2017-12-24 Thread Sid
If the author doesn't respond, it's best to move on. Either use their GPL, or 
completely rewrite it, to avoid infringing on their work. It should be in it's 
own separate files, so it doesn't get absorbed into that other work's more 
restrictive license, before it is its own work. You'll need to look more into 
that.

Their copyright of the work is what you have to avoid, which is allowed for use 
by its respective license variant: GPL, LGPL, BSD, ISC, Apache, MIT, etc.

These publications help with what constitutes general and software copyright, 
to avoid infringing on developers' licensed copyrights.
https://www.copyright.gov/circs/circ01.pdf - Copyright Basics
https://www.copyright.gov/circs/circ33.pdf - Works not Protected by Copyright
https://www.copyright.gov/circs/circ61.pdf - Copyright Registration of Computer 
Programs
There are other organizing bodies on copyright, that will convey useful 
information too.

"The copyright law does not protect the func-
tional aspects of a computer program, such as the program’s 
algorithms, formatting, functions, logic, or system design."

An "ad minima" such as adding obvious words and minimum content like "an" or 
"the" also don't account for copyright protection.
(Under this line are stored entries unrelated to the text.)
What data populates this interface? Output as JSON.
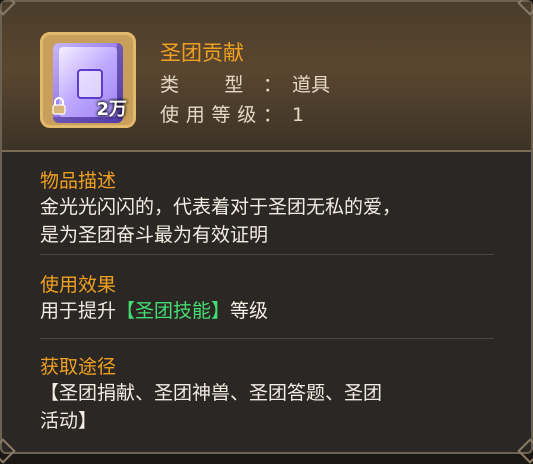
{
  "item": {
    "name": "圣团贡献",
    "quantity": "2万",
    "type_label": "类 型：",
    "type_value": "道具",
    "level_label": "使用等级：",
    "level_value": "1",
    "icon": "purple-book-icon",
    "lock_icon": "lock-icon"
  },
  "sections": {
    "description": {
      "title": "物品描述",
      "line1": "金光光闪闪的，代表着对于圣团无私的爱，",
      "line2": "是为圣团奋斗最为有效证明"
    },
    "effect": {
      "title": "使用效果",
      "prefix": "用于提升",
      "highlight": "【圣团技能】",
      "suffix": "等级"
    },
    "source": {
      "title": "获取途径",
      "line1": "【圣团捐献、圣团神兽、圣团答题、圣团",
      "line2": "活动】"
    }
  },
  "colors": {
    "title": "#f0a020",
    "highlight": "#43dd71",
    "text": "#f2ece3"
  }
}
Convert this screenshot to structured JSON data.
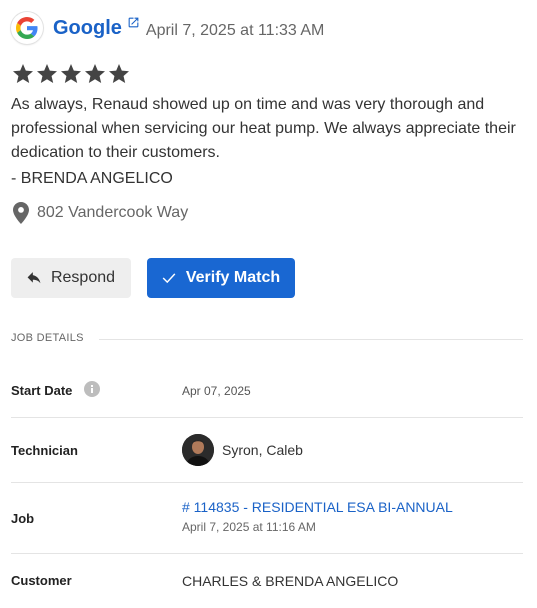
{
  "review": {
    "source_name": "Google",
    "date": "April 7, 2025 at 11:33 AM",
    "rating": 5,
    "rating_max": 5,
    "text": "As always, Renaud showed up on time and was very thorough and professional when servicing our heat pump. We always appreciate their dedication to their customers.",
    "reviewer": "- BRENDA ANGELICO",
    "address": "802 Vandercook Way"
  },
  "actions": {
    "respond_label": "Respond",
    "verify_label": "Verify Match"
  },
  "job_details": {
    "section_title": "JOB DETAILS",
    "start_date_label": "Start Date",
    "start_date_value": "Apr 07, 2025",
    "technician_label": "Technician",
    "technician_name": "Syron, Caleb",
    "job_label": "Job",
    "job_link": "# 114835 - RESIDENTIAL ESA BI-ANNUAL",
    "job_date": "April 7, 2025 at 11:16 AM",
    "customer_label": "Customer",
    "customer_value": "CHARLES & BRENDA ANGELICO"
  },
  "icons": {
    "source": "google-logo-icon",
    "external": "external-link-icon",
    "star": "star-icon",
    "location": "map-pin-icon",
    "respond": "reply-icon",
    "verify": "check-icon",
    "info": "info-icon"
  },
  "colors": {
    "link": "#1a62c7",
    "primary_button": "#1967d2",
    "star": "#444444"
  }
}
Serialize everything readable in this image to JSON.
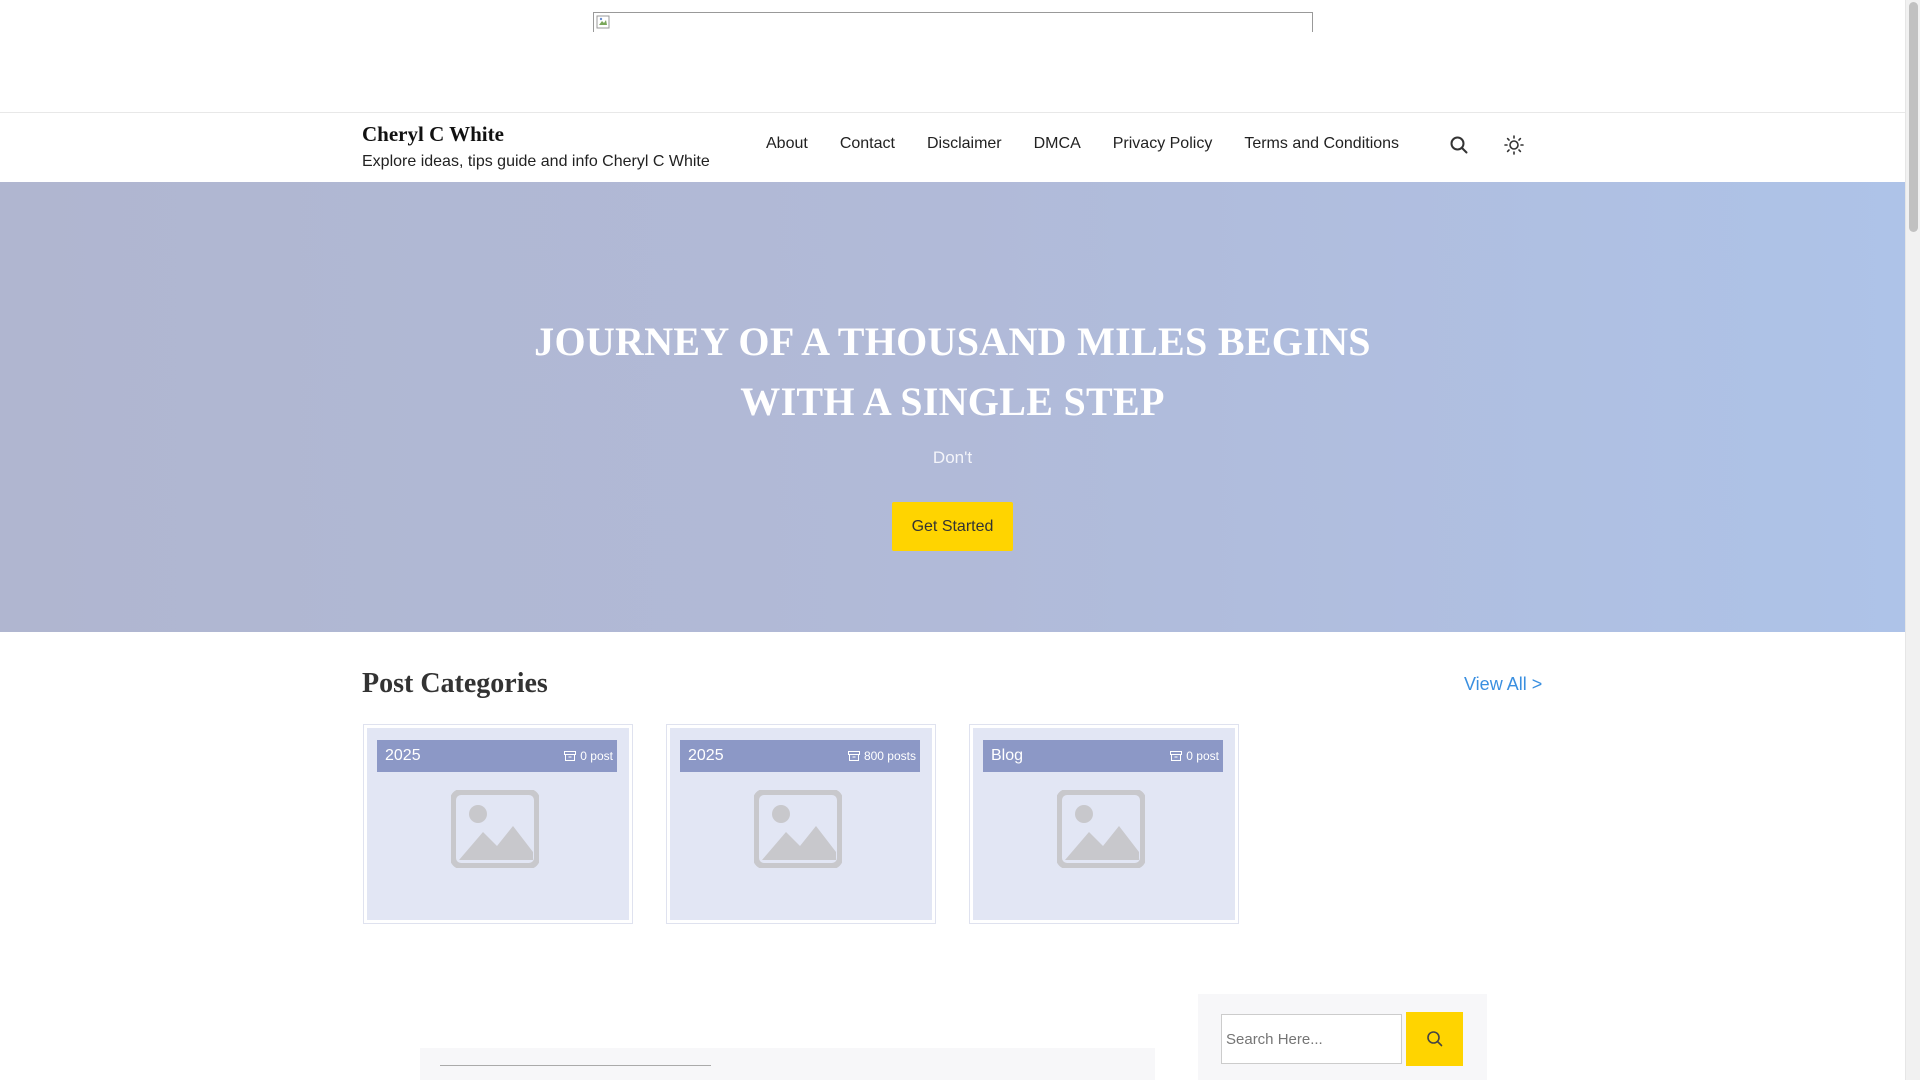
{
  "header": {
    "site_title": "Cheryl C White",
    "tagline": "Explore ideas, tips guide and info Cheryl C White",
    "nav": [
      "About",
      "Contact",
      "Disclaimer",
      "DMCA",
      "Privacy Policy",
      "Terms and Conditions"
    ],
    "icons": [
      "search-icon",
      "sun-icon"
    ]
  },
  "hero": {
    "title": "JOURNEY OF A THOUSAND MILES BEGINS WITH A SINGLE STEP",
    "subtitle": "Don't",
    "button_label": "Get Started"
  },
  "categories": {
    "heading": "Post Categories",
    "view_all": "View All >",
    "items": [
      {
        "name": "2025",
        "count": "0 post"
      },
      {
        "name": "2025",
        "count": "800 posts"
      },
      {
        "name": "Blog",
        "count": "0 post"
      }
    ]
  },
  "sidebar": {
    "search_placeholder": "Search Here..."
  },
  "colors": {
    "accent": "#ffd400",
    "link": "#3a8fe0",
    "category_bar": "#8c98c6"
  }
}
Lists and facts don't 
account for copyright.
I don't really understand, if the section "Derivative Computer Programs" in 
circ61 is referring to an author's own work, or others' works. This is worth 
investigating.

The core FreeBSD was rewritten from scratch, as in completely different code 
that accomplished the objective of removed code. It's like the difference 
between a car, shoes, a motorcycle, a bicycle, a scooter, a train, and a dolly 
for function of transport, that most have the inclusion of the common public 
domain wheel.

I'm not familiar with code. But when there's a story, set of facts, other 
ideas, or other information, there are many ways to write about it, without 
infringing on a copyright. There are many summaries, or book reports that don't 
infringe on the author's work, but they all accomplish the task of depicting 
that work. Drawings are a little different: freehand drawing still violates a 
copyright of the original work, even if the end result looks fundamentally 
different than the photo it is from.

I hope this clears up some ideas about licenses, and their relation to what is 
covered by softwares' respective copyrights.